Technology – no lithophile metallurgy existed anywhere in the world before Humphry Davy in 1807 – and lack of understanding of soil fertilisation would have made it virtually impossible to settle Australia before the British did so in 1788.
Even today, the antiquity (over 600,000,000 years vis-à-vis just 10,000 years for almost all European soils) and resultant nutritional poverty of almost all soils in the relatively well-watered northern districts of Australia remains an insurmountable obstacle to agriculture. The nutritional importance of the chalcophile elements (copper, zinc, selenium) in which northern Australian soils are even more deficient than they are in the macronutrients phosphorus and sulfur (except in the Wet Tropics where effectively all soil sulfur is organic sulfur) was not known until the 1950s. Southern Australian soils – except for a roughly crescent-shaped area between Singleton and Birdsville – are almost equally old (300,000,000 years) and nutrient-poor.
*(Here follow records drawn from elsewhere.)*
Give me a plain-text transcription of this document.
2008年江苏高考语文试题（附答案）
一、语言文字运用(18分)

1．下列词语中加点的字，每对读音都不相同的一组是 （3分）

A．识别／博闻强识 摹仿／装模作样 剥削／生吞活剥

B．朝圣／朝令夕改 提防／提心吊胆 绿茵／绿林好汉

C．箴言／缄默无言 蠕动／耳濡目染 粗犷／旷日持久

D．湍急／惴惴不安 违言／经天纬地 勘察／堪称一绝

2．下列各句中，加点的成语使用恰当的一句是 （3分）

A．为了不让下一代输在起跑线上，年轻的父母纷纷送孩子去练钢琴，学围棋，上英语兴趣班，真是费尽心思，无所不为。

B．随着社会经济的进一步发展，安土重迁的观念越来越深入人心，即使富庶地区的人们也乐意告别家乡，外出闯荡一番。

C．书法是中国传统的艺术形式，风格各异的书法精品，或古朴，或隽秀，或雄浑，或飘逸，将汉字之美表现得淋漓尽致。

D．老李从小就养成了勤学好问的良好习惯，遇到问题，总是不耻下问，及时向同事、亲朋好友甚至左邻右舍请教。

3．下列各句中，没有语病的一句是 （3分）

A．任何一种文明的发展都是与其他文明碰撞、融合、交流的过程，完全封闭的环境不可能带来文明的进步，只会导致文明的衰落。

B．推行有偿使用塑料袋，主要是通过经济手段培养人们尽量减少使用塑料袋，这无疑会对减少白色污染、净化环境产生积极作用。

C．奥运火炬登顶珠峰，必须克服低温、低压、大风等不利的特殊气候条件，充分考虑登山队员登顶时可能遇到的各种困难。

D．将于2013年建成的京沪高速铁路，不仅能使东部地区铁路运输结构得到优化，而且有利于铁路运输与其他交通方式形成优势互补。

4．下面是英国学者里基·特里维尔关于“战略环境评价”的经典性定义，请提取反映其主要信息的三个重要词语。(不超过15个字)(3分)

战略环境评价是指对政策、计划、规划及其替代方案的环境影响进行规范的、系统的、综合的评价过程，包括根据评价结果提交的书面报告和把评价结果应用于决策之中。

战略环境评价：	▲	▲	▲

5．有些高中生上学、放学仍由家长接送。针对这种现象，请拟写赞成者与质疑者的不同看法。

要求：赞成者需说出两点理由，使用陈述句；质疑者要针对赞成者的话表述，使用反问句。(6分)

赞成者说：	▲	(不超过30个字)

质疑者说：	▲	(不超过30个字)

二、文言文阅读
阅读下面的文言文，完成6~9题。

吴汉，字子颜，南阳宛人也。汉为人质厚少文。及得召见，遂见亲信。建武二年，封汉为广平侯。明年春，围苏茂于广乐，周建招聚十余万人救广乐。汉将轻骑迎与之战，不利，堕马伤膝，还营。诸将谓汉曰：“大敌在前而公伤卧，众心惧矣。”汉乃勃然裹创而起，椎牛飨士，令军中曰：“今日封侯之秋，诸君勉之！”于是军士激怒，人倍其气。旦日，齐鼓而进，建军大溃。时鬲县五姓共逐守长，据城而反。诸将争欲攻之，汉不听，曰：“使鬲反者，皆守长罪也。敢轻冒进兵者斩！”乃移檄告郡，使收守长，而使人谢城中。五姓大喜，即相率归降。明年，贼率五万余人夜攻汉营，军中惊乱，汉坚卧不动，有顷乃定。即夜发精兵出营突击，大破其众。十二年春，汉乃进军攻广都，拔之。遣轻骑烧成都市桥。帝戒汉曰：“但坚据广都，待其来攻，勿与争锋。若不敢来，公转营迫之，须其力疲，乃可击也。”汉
Polynesians and early Europeans knew – even if they lacked words to express it – just how impoverished almost all coastal soils in Australia are, and one can be sure no explorer possessed desire to look further.
If Australia had remained un-taken after Humphry Davy discovered how to smelt lithophile metals via electrolysis, there would be the possibility of the Dutch settling Australia. In such a scenario, I imagine an even more racially intolerant early twentieth-century Australia, quite likely modelled after the Boer Republics. Whether the large landowners would have captured such as “Boer” Australian state I do not know. If they would have – given that the countries Australian most resembles ecologically and economically are the Arab Gulf oil monarchies, with the difference being that Australia’s resources are coal and lithophile metals rather than oil – Australia would remain an absolute monarchy even today. If the large landowners would not capture the state (less likely) Australia would be a very conservative republic even today.
I'm certain by 1858 that at least in America (and in India, same cause cotton) the lithophile (soils) problem will be suspected and fertilization will be a necessary revolution as it became. The possibility of settlement in Australia still depends a bit on British politics and trade routes and exploitables. The iron deposits of New Caledonia for example, (France, the British missed that one.) but I digress.
However, what if the Dutch do settle southern Australia? Why would not they suffer the same New Amsterdam/New York/South Africa/Boer Republic outcome? It would still mean a LOT of heartburn for the 20th Century unpleasantness known as WW II.
Specifically in that case, the butterflies would madly flap ill winds in a wide variety things such as local politics (Imagine MacArthur trying to deal with Conrad Helfrich, a very difficult man and ally politically, though stubborn and courageous.), and in such things as relations with the indigenous peoples. The British origin Australians were fair to excellent with the south Pacific peoples. The Dutch were decidedly not as good.
I can see a host of other negative effects, primarily logistical and inter-allied co-operation due to
a different set of economic development pathways and interests. Suffice it to say, that there would be fewer Anzacs fighting and a lot more Japanese further south than historically. This is not because a Dutch Australia would be any less courageous or willing, it would have more to do with the manpower base and extent of infrastructure. Whyalla, Melbourne, Sydney, Brisbane, Fremantle, Perth would likely not be as well developed based on Indonesian history
as naval bases. Darwin might have been better organized due to its proximity to Dutch Indonesia.
IOW, a very different Pacific naval war. For example, why develop Singapore? No reason if no empire east of the Malay Strait.